Alitalia, in campo gli industriali veneti

L’agitazione sarà a oltranza e senza servizi minimi In Borsa meno 2,3%

da Milano

L’esperienza insegna che sarebbe bastato poco: un invito al ministero, qualche discorso interlocutorio che offrisse ai sindacati almeno un alibi. Invece il ministro dei Trasporti, Alessandro Bianchi, è stato molto netto nel negare un incontro ai sindacati; e questi non hanno avuto nessun appiglio per poter sospendere lo sciopero proclamato per venerdì 19. Sarà uno sciopero molto dannoso, a oltranza e senza servizi minimi garantiti. Si è creato uno stallo: il governo sembra non aver più spazio politico per intervenire, i sindacati non possono fare una retromarcia unilaterale. Ne faranno le spese, ancora una volta, i passeggeri e la compagnia: quest’ultima danneggiata proprio nel momento più delicato della transizione verso i privati. Il titolo a Piazza Affari ha chiuso in calo del 2,32% a 1,051 euro.
Ieri mattina una novità nel dibattito sulla privatizzazione l’ha lanciata Andrea Riello, presidente della Confindustria del Veneto: «Penso che gli industriali del Nord Est, attraverso le loro associazioni, debbano fare una riflessione se Alitalia può essere un’opportunità o no: e secondo me è una grande opportunità. Chiunque la pensi come me, sa dove trovarmi» ha detto Riello. A molti è sembrata una chiamata a raccolta di uomini e capitali, ma poi nel corso della giornata - al di là delle congetture - si è capito che si trattava soprattutto di un auspicio. Dal gruppo più importante del Nord Est, Benetton, è venuto un «no comment» su un’ipotetica cordata, con un richiamo alle recenti prese di distanza dalla vicenda Alitalia.
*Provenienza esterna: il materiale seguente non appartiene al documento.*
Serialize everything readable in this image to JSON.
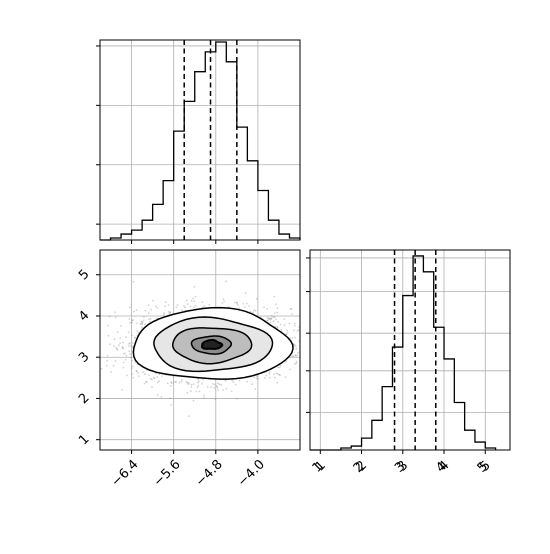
{
  "chart_data": {
    "type": "corner",
    "parameters": [
      "",
      ""
    ],
    "colors": {
      "line": "#000000",
      "grid": "#b0b0b0",
      "scatter": "#808080"
    },
    "grid": true,
    "panels": [
      {
        "id": "hist_x",
        "type": "histogram",
        "xlim": [
          -7.0,
          -3.2
        ],
        "ylim": [
          0,
          1.0
        ],
        "bin_edges": [
          -7.0,
          -6.8,
          -6.6,
          -6.4,
          -6.2,
          -6.0,
          -5.8,
          -5.6,
          -5.4,
          -5.2,
          -5.0,
          -4.8,
          -4.6,
          -4.4,
          -4.2,
          -4.0,
          -3.8,
          -3.6,
          -3.4,
          -3.2
        ],
        "counts": [
          0.0,
          0.01,
          0.03,
          0.05,
          0.1,
          0.18,
          0.3,
          0.55,
          0.7,
          0.85,
          0.95,
          1.0,
          0.9,
          0.57,
          0.4,
          0.25,
          0.1,
          0.03,
          0.01
        ],
        "quantile_lines": [
          -5.4,
          -4.9,
          -4.4
        ],
        "xticks": [
          -6.4,
          -5.6,
          -4.8,
          -4.0
        ],
        "xtick_labels": [],
        "yticks": [
          0.08,
          0.38,
          0.68,
          0.98
        ]
      },
      {
        "id": "joint",
        "type": "2d-density",
        "xlim": [
          -7.0,
          -3.2
        ],
        "ylim": [
          0.75,
          5.6
        ],
        "center": [
          -4.88,
          3.3
        ],
        "spread": [
          0.75,
          0.43
        ],
        "contour_levels_sigma": [
          0.5,
          1.0,
          1.5,
          2.0
        ],
        "xticks": [
          -6.4,
          -5.6,
          -4.8,
          -4.0
        ],
        "xtick_labels": [
          "−6.4",
          "−5.6",
          "−4.8",
          "−4.0"
        ],
        "yticks": [
          1,
          2,
          3,
          4,
          5
        ],
        "ytick_labels": [
          "1",
          "2",
          "3",
          "4",
          "5"
        ]
      },
      {
        "id": "hist_y",
        "type": "histogram",
        "xlim": [
          0.75,
          5.6
        ],
        "ylim": [
          0,
          1.0
        ],
        "bin_edges": [
          0.75,
          1.0,
          1.25,
          1.5,
          1.75,
          2.0,
          2.25,
          2.5,
          2.75,
          3.0,
          3.25,
          3.5,
          3.75,
          4.0,
          4.25,
          4.5,
          4.75,
          5.0,
          5.25
        ],
        "counts": [
          0.0,
          0.0,
          0.0,
          0.01,
          0.02,
          0.06,
          0.15,
          0.32,
          0.52,
          0.78,
          0.98,
          0.9,
          0.62,
          0.46,
          0.24,
          0.1,
          0.04,
          0.01
        ],
        "quantile_lines": [
          2.8,
          3.3,
          3.8
        ],
        "xticks": [
          1,
          2,
          3,
          4,
          5
        ],
        "xtick_labels": [
          "1",
          "2",
          "3",
          "4",
          "5"
        ],
        "yticks": [
          0.19,
          0.4,
          0.59,
          0.8,
          0.97
        ]
      }
    ]
  }
}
Si è manifestamente chiamato fuori, invece, Paolo Sinigaglia, presidente di Alpi Eagles, che oggi intende concentrarsi sulla sua compagnia (quando nel 2001 aveva invece enfaticamente dichiarato interesse alla privatizzazione).
Venerdì prossimo, mentre sarà in corso lo sciopero e forse anche un sit-in davanti Palazzo Chigi, è previsto il consiglio di amministrazione della compagnia per affrontare questioni relative al piano industriale e ai conti. Il cda è ridotto ormai al minimo, tre persone soltanto, il presidente e ad Giancarlo Cimoli, il numero uno di Air France, Jean Cyril Spinetta, e il rappresentante del Tesoro, Giovanni Sabatini. Di ieri la comunicazione che si è dimesso Gabriele Checchia, che come ambasciatore in Libano non può dedicarsi all’incarico; qualche tempo fa si era dimesso anche il quinto consigliere, Roberto Ulissi, e non era stato sostituito.
Al termine di un’assemblea, ieri Filt Cgil, Fit Cisl, Ugl, Sdl (ex Sult) e Unione piloti hanno dunque confermato lo sciopero «fuori dalle regole» (e giudicato illecito dal garante). I sindacati chiedevano un incontro al governo «per comprendere quale indirizzo l’esecutivo intenda dare al processo di privatizzazione». Ma il fronte della protesta è fortemente diviso: né l’Anpac (piloti) né la Uil hanno mai aderito all’iniziativa, mentre nei giorni scorsi l’Unione piloti aveva sollecitato un rinvio dell’astensione dal lavoro.